Dalam upaya pengendalian vektor nyamuk terutama nyamuk culex di daerah perkotaan
masih jarang sekali dilaksanakan, karena pemberantasan nyamuk culex hanya dilakasakan pada
daerah yang endemis filariasis. Selain itu pengendalian nyamuk culex sebagi vektor filasriasis
harus melalui pemeriksaan terhadap penderita filariasis.
BAB III
SIMPULAN
Simpulan dari hasil praktikum ini adalah sebagai berikut:
1. Larva nyamuk yang kami amati adalah larva nyamuk aedes aegypti yang merupakan
vektor penyakit Demam Berdarah Dengue (DBD) yang memiliki ciri-ciri tempat bertelur
di air bersih seperti container air buatan yang berada di lingkungan perumahan yang
banyak ditemukan di dalam rumah dan sekitar lingkungan perkotaan, selain itu larva
nyamuk aedes aegypti juga banyak ditemukan di tempat-tempat yang dapat menampung
air hujan seperti kaleng bekas serta lubang pada pohon.

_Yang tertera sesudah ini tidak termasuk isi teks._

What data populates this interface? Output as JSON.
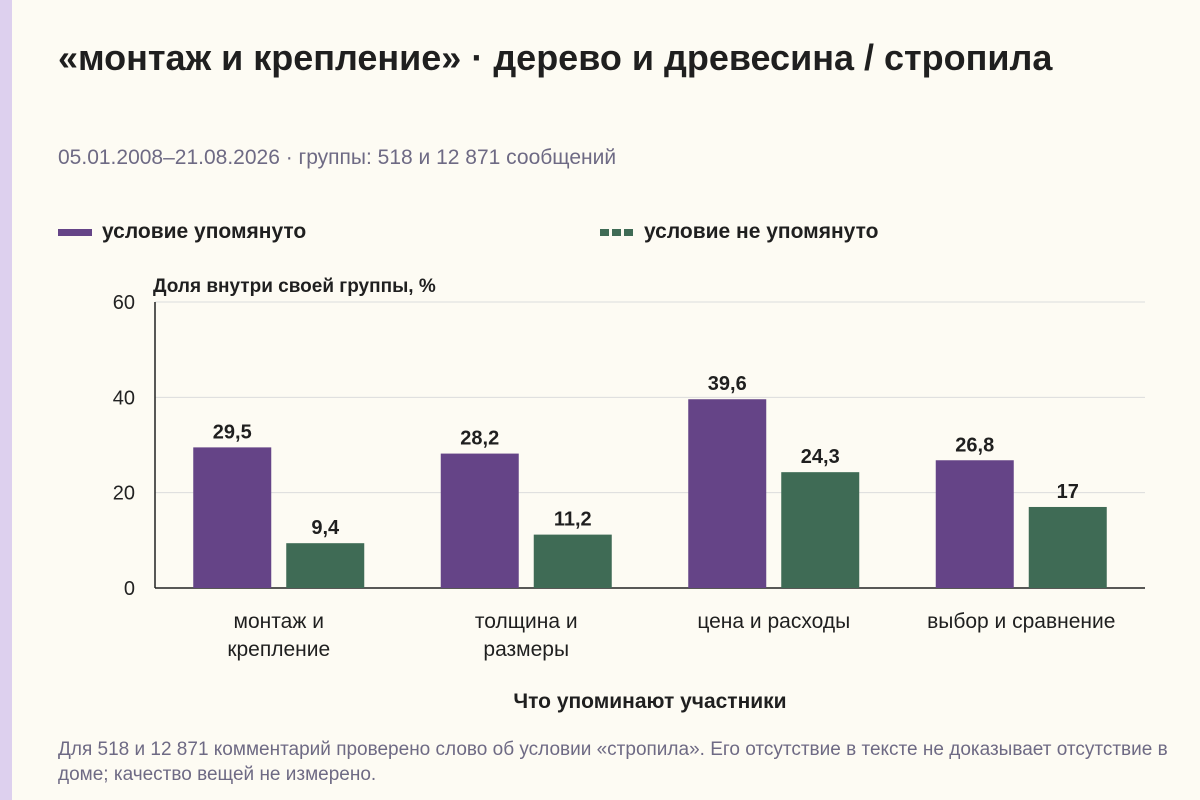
{
  "header": {
    "title": "«монтаж и крепление» · дерево и древесина / стропила",
    "subtitle": "05.01.2008–21.08.2026 · группы: 518 и 12 871 сообщений"
  },
  "footnote": "Для 518 и 12 871 комментарий проверено слово об условии «стропила». Его отсутствие в тексте не доказывает отсутствие в доме; качество вещей не измерено.",
  "colors": {
    "series1": "#654487",
    "series2": "#3f6b55",
    "grid": "#dcdcdc",
    "axis": "#222222"
  },
  "chart_data": {
    "type": "bar",
    "ylabel": "Доля внутри своей группы, %",
    "xlabel": "Что упоминают участники",
    "ylim": [
      0,
      60
    ],
    "yticks": [
      0,
      20,
      40,
      60
    ],
    "grid": true,
    "legend_position": "top",
    "categories": [
      [
        "монтаж и",
        "крепление"
      ],
      [
        "толщина и",
        "размеры"
      ],
      [
        "цена и расходы"
      ],
      [
        "выбор и сравнение"
      ]
    ],
    "series": [
      {
        "name": "условие упомянуто",
        "values": [
          29.5,
          28.2,
          39.6,
          26.8
        ],
        "labels": [
          "29,5",
          "28,2",
          "39,6",
          "26,8"
        ]
      },
      {
        "name": "условие не упомянуто",
        "values": [
          9.4,
          11.2,
          24.3,
          17
        ],
        "labels": [
          "9,4",
          "11,2",
          "24,3",
          "17"
        ]
      }
    ]
  }
}
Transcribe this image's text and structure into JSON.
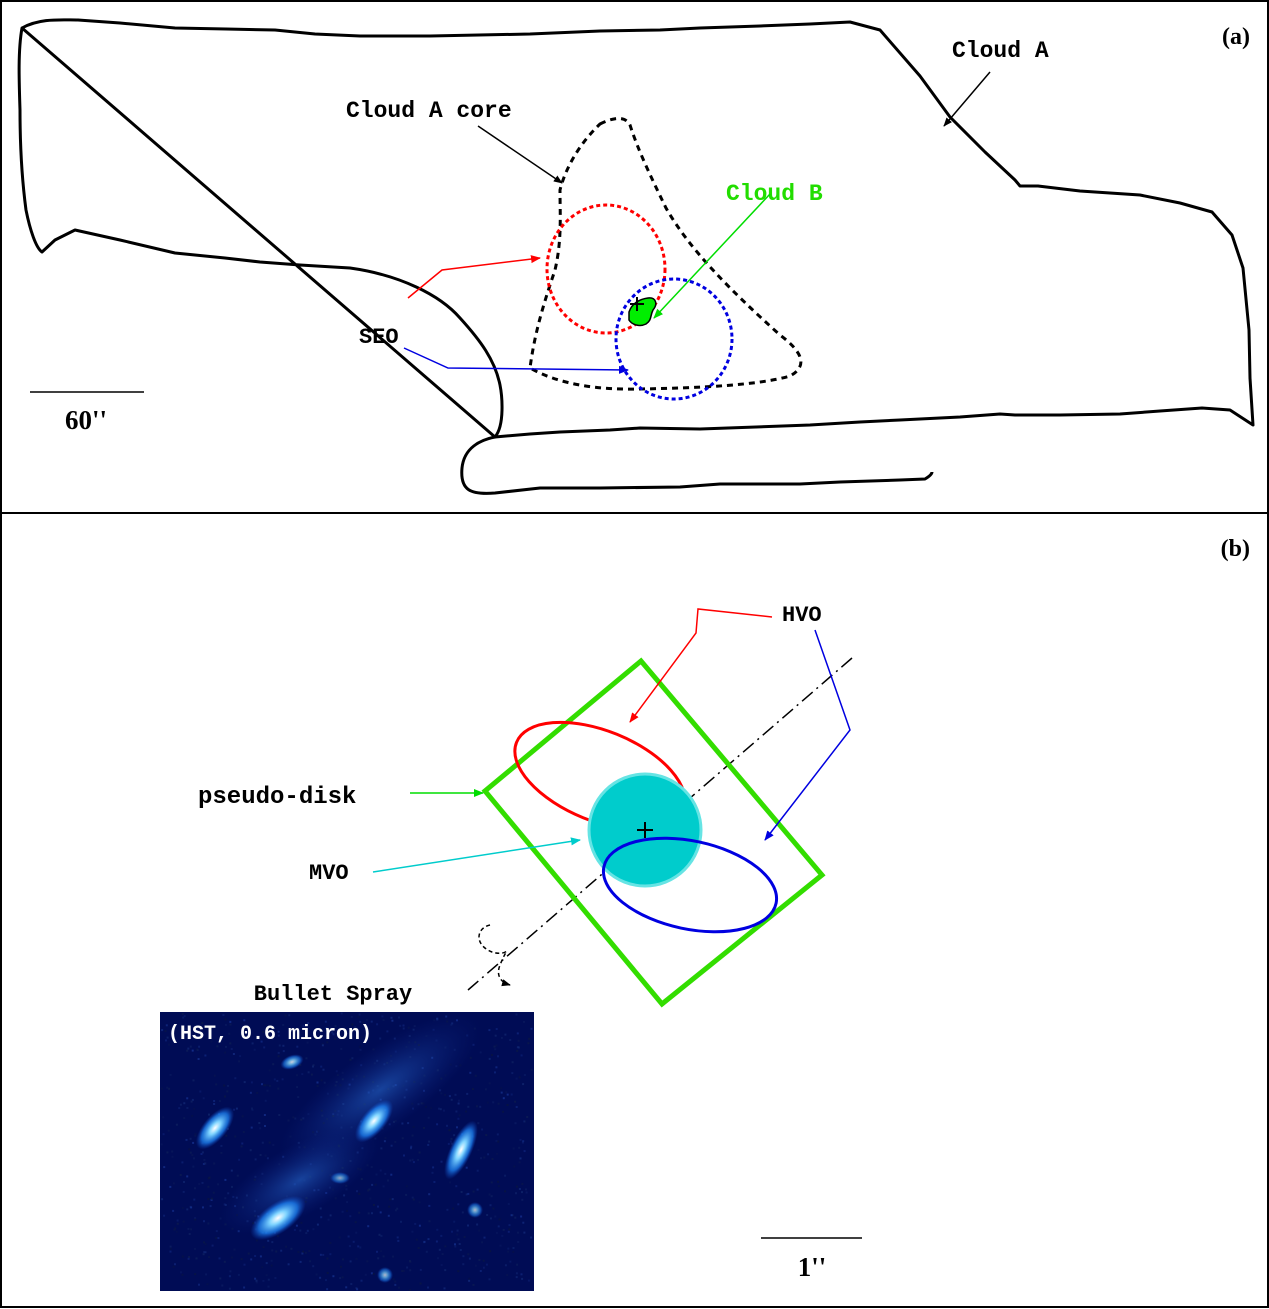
{
  "panel_a": {
    "tag": "(a)",
    "labels": {
      "cloud_a": "Cloud A",
      "cloud_a_core": "Cloud A core",
      "cloud_b": "Cloud B",
      "seo": "SEO"
    },
    "scale_bar": "60''"
  },
  "panel_b": {
    "tag": "(b)",
    "labels": {
      "hvo": "HVO",
      "pseudo_disk": "pseudo-disk",
      "mvo": "MVO",
      "bullet_spray": "Bullet Spray"
    },
    "inset_caption": "(HST, 0.6 micron)",
    "scale_bar": "1''"
  },
  "colors": {
    "red": "#ff0000",
    "blue": "#0000e0",
    "green": "#00dd00",
    "bright_green": "#33dd00",
    "cyan": "#00cccc",
    "cyan_fill": "#00cccc",
    "inset_bg": "#000c55",
    "knot": "#35a8ff"
  }
}
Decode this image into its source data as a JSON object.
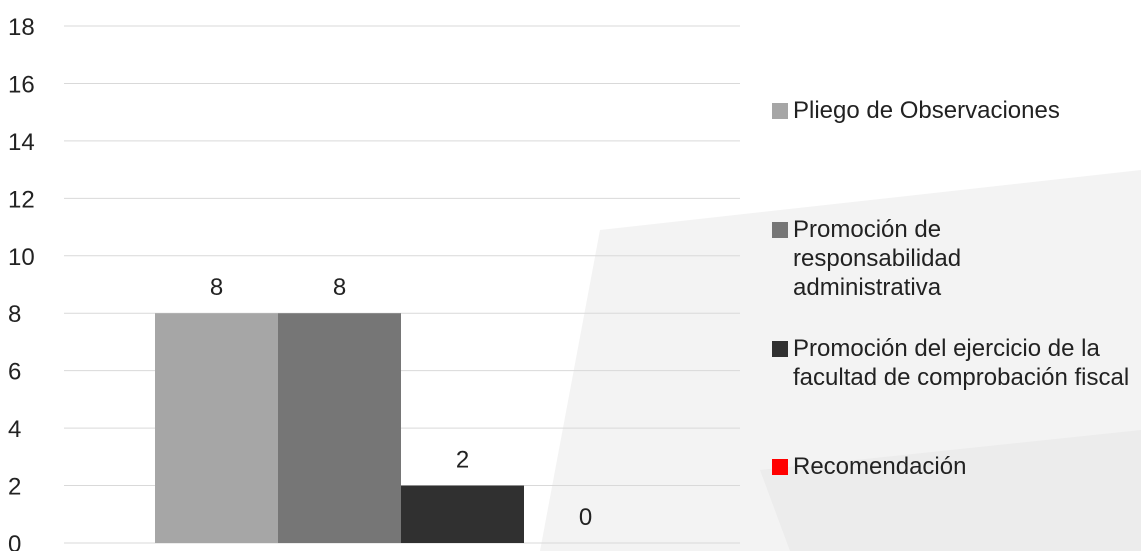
{
  "chart_data": {
    "type": "bar",
    "categories": [
      ""
    ],
    "series": [
      {
        "name": "Pliego de Observaciones",
        "values": [
          8
        ],
        "color": "#a6a6a6"
      },
      {
        "name": "Promoción de responsabilidad administrativa",
        "values": [
          8
        ],
        "color": "#767676"
      },
      {
        "name": "Promoción del ejercicio de la facultad de comprobación fiscal",
        "values": [
          2
        ],
        "color": "#303030"
      },
      {
        "name": "Recomendación",
        "values": [
          0
        ],
        "color": "#ff0000"
      }
    ],
    "data_labels": [
      "8",
      "8",
      "2",
      "0"
    ],
    "title": "",
    "xlabel": "",
    "ylabel": "",
    "ylim": [
      0,
      18
    ],
    "yticks": [
      "0",
      "2",
      "4",
      "6",
      "8",
      "10",
      "12",
      "14",
      "16",
      "18"
    ],
    "grid": true,
    "legend_position": "right"
  }
}
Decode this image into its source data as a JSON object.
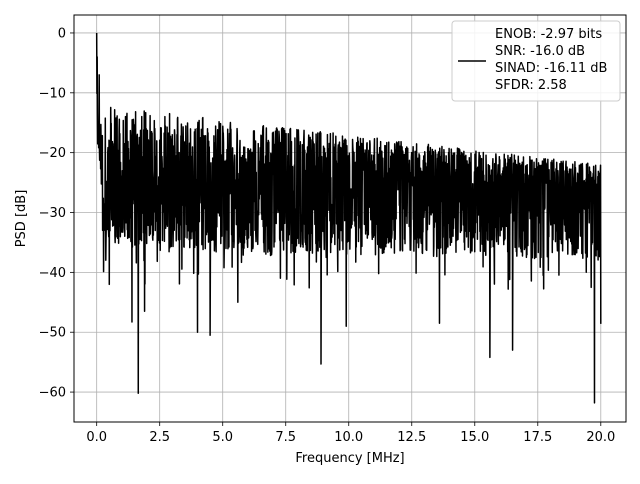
{
  "chart_data": {
    "type": "line",
    "title": "",
    "xlabel": "Frequency [MHz]",
    "ylabel": "PSD [dB]",
    "xlim": [
      -0.9,
      21.0
    ],
    "ylim": [
      -65,
      3
    ],
    "xticks": [
      0.0,
      2.5,
      5.0,
      7.5,
      10.0,
      12.5,
      15.0,
      17.5,
      20.0
    ],
    "xtick_labels": [
      "0.0",
      "2.5",
      "5.0",
      "7.5",
      "10.0",
      "12.5",
      "15.0",
      "17.5",
      "20.0"
    ],
    "yticks": [
      0,
      -10,
      -20,
      -30,
      -40,
      -50,
      -60
    ],
    "ytick_labels": [
      "0",
      "−10",
      "−20",
      "−30",
      "−40",
      "−50",
      "−60"
    ],
    "grid": true,
    "legend_position": "top-right",
    "series": [
      {
        "name": "ENOB: -2.97 bits\nSNR: -16.0 dB\nSINAD: -16.11 dB\nSFDR: 2.58",
        "legend_lines": [
          "ENOB: -2.97 bits",
          "SNR: -16.0 dB",
          "SINAD: -16.11 dB",
          "SFDR: 2.58"
        ],
        "color": "#000000",
        "x_range": [
          0.0,
          20.0
        ],
        "num_points": 2048,
        "noise_profile": {
          "peak_db": 0.0,
          "upper_envelope_db": [
            -12,
            -22
          ],
          "median_db": [
            -25,
            -26
          ],
          "lower_envelope_db": [
            -36,
            -38
          ]
        },
        "notable_points": [
          {
            "x": 0.0,
            "y": 0.0
          },
          {
            "x": 0.02,
            "y": -4.0
          },
          {
            "x": 0.05,
            "y": -15.0
          },
          {
            "x": 0.1,
            "y": -7.0
          },
          {
            "x": 0.15,
            "y": -19.0
          },
          {
            "x": 0.5,
            "y": -42.0
          },
          {
            "x": 1.4,
            "y": -48.3
          },
          {
            "x": 1.65,
            "y": -60.2
          },
          {
            "x": 1.9,
            "y": -46.5
          },
          {
            "x": 4.0,
            "y": -50.0
          },
          {
            "x": 4.5,
            "y": -50.5
          },
          {
            "x": 5.6,
            "y": -45.0
          },
          {
            "x": 8.9,
            "y": -55.3
          },
          {
            "x": 9.9,
            "y": -49.0
          },
          {
            "x": 13.6,
            "y": -48.5
          },
          {
            "x": 15.6,
            "y": -54.2
          },
          {
            "x": 16.5,
            "y": -53.0
          },
          {
            "x": 19.75,
            "y": -61.8
          },
          {
            "x": 20.0,
            "y": -48.6
          }
        ]
      }
    ]
  }
}
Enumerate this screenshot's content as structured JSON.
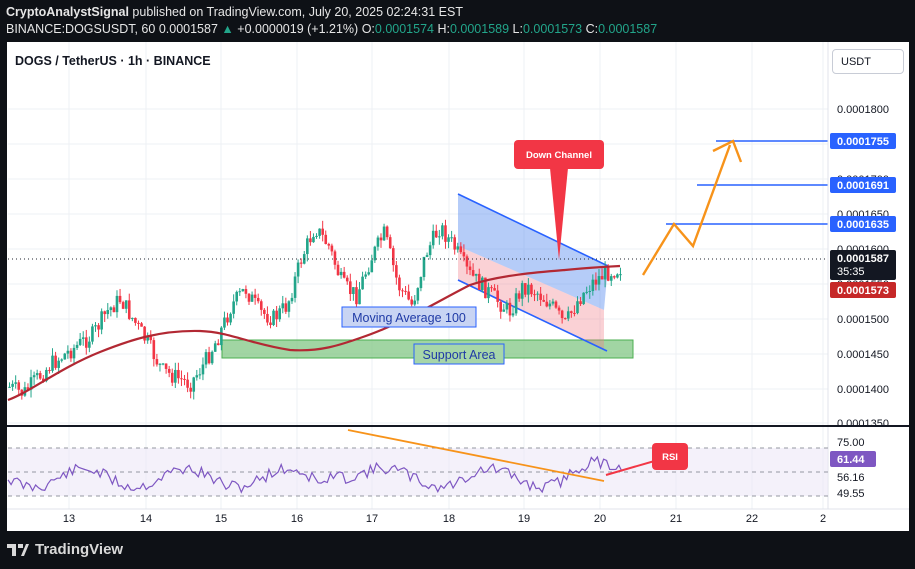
{
  "header": {
    "author": "CryptoAnalystSignal",
    "published": "published on TradingView.com, July 20, 2025 02:24:31 EST",
    "ticker": "BINANCE:DOGSUSDT, 60",
    "last": "0.0001587",
    "change_arrow": "▲",
    "change": "+0.0000019 (+1.21%)",
    "o_label": "O:",
    "o": "0.0001574",
    "h_label": "H:",
    "h": "0.0001589",
    "l_label": "L:",
    "l": "0.0001573",
    "c_label": "C:",
    "c": "0.0001587"
  },
  "chart_title": "DOGS / TetherUS · 1h · BINANCE",
  "currency_button": "USDT",
  "price_axis": {
    "ticks": [
      "0.0001800",
      "0.0001750",
      "0.0001700",
      "0.0001650",
      "0.0001600",
      "0.0001550",
      "0.0001500",
      "0.0001450",
      "0.0001400",
      "0.0001350"
    ]
  },
  "price_badges": {
    "t3": "0.0001755",
    "t2": "0.0001691",
    "t1": "0.0001635",
    "last": "0.0001587",
    "countdown": "35:35",
    "low": "0.0001573"
  },
  "time_axis": {
    "labels": [
      "13",
      "14",
      "15",
      "16",
      "17",
      "18",
      "19",
      "20",
      "21",
      "22",
      "2"
    ]
  },
  "annotations": {
    "down_channel": "Down Channel",
    "moving_average": "Moving Average 100",
    "support": "Support Area",
    "rsi": "RSI"
  },
  "rsi_axis": {
    "levels": [
      "75.00",
      "56.16",
      "49.55"
    ],
    "current": "61.44"
  },
  "colors": {
    "up": "#22a58a",
    "down": "#f23645",
    "ma": "#b22833",
    "target": "#2962ff",
    "arrow": "#f7931a",
    "channel": "#5b8def",
    "support": "#4caf50",
    "rsi": "#7e57c2"
  },
  "footer": {
    "brand": "TradingView"
  },
  "chart_data": {
    "type": "candlestick",
    "symbol": "DOGS / TetherUS",
    "interval": "1h",
    "x_labels": [
      "13",
      "14",
      "15",
      "16",
      "17",
      "18",
      "19",
      "20",
      "21",
      "22"
    ],
    "ylim": [
      0.000135,
      0.000183
    ],
    "close_path": [
      0.0001405,
      0.0001395,
      0.0001418,
      0.000144,
      0.0001455,
      0.000147,
      0.0001485,
      0.000152,
      0.000154,
      0.0001505,
      0.000147,
      0.000143,
      0.000142,
      0.000141,
      0.000144,
      0.000148,
      0.000153,
      0.0001555,
      0.000152,
      0.000151,
      0.000153,
      0.00016,
      0.000165,
      0.000162,
      0.000156,
      0.0001545,
      0.00016,
      0.000164,
      0.000156,
      0.000153,
      0.000161,
      0.000165,
      0.000162,
      0.000158,
      0.000156,
      0.000154,
      0.000152,
      0.000156,
      0.000155,
      0.000153,
      0.00015,
      0.000154,
      0.0001565,
      0.000158,
      0.0001587
    ],
    "moving_average_100": [
      0.0001385,
      0.000142,
      0.000145,
      0.000147,
      0.0001478,
      0.0001475,
      0.000146,
      0.0001455,
      0.0001458,
      0.0001462,
      0.000148,
      0.000151,
      0.000153,
      0.0001545,
      0.000156,
      0.0001575,
      0.0001585
    ],
    "support_area": [
      0.000146,
      0.000147
    ],
    "targets": [
      0.0001635,
      0.0001691,
      0.0001755
    ],
    "last": 0.0001587,
    "low": 0.0001573,
    "rsi": {
      "levels": [
        75.0,
        56.16,
        49.55
      ],
      "current": 61.44
    }
  }
}
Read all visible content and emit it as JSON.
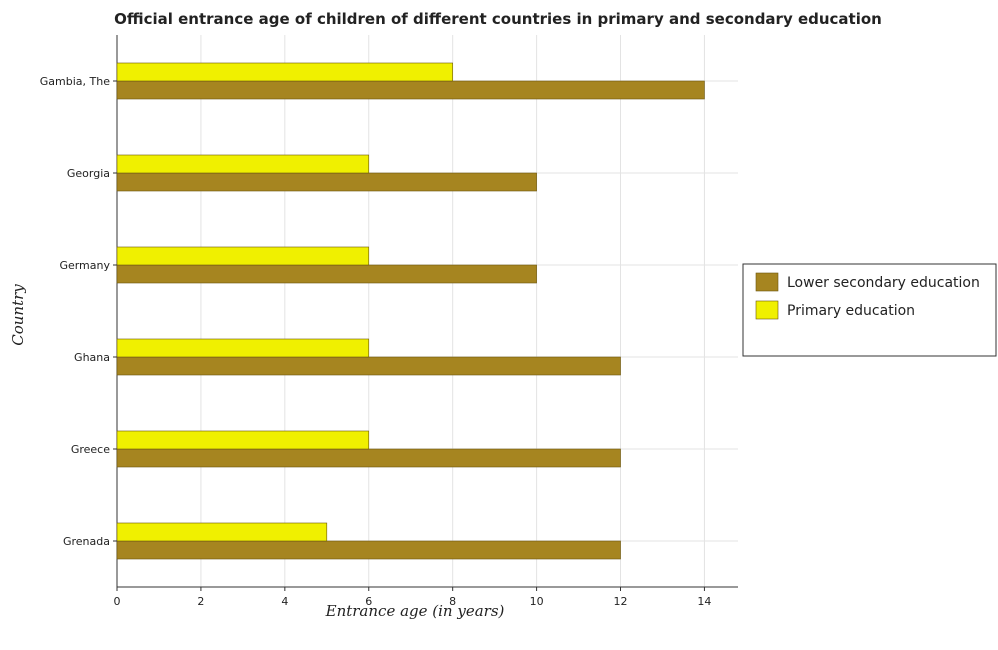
{
  "chart_data": {
    "type": "bar",
    "orientation": "horizontal",
    "title": "Official entrance age of children of different countries in primary and secondary education",
    "xlabel": "Entrance age (in  years)",
    "ylabel": "Country",
    "xlim": [
      0,
      14.8
    ],
    "xticks": [
      0,
      2,
      4,
      6,
      8,
      10,
      12,
      14
    ],
    "categories": [
      "Gambia, The",
      "Georgia",
      "Germany",
      "Ghana",
      "Greece",
      "Grenada"
    ],
    "series": [
      {
        "name": "Lower secondary education",
        "color": "#a68520",
        "values": [
          14,
          10,
          10,
          12,
          12,
          12
        ]
      },
      {
        "name": "Primary education",
        "color": "#f0f000",
        "values": [
          8,
          6,
          6,
          6,
          6,
          5
        ]
      }
    ],
    "grid": true,
    "legend_position": "right"
  }
}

2. Nyamuk culex memiliki kebiasaan untuk menggigit atau mengisap darah hanya pada
malam hari. Pupa culex tidak dapat dibedakan dengan pupa nyamuk lainnya, namun
mempunyai tabung pernapasan yang bentuknya sempit dan panjang,digunakan untuk
pengambilan oksigen.
3. Mengetahui habitat, kebiasaan dan anatomi nyamuk culex maka dapat mempermudah
pengendalian vektor penyebab filariasis yaitu dengan memberantas jentik nyamuk (larva)
melalui metode 3M dan vektor melalui program larvasida dan fogging. Selain itu dengan
mengetahui anatomi nyamuk kita dapat dengan mudah mengidentifikasi dan
membedakan nyamuk culex dengan nyamuk lainnya agar masyarakat terutama daerah
yang belum endemis filariasis dapat lebih waspada terhadap nyamuk culex dengan
mencegah dan memberantas perkembangan nyamuk tersebut.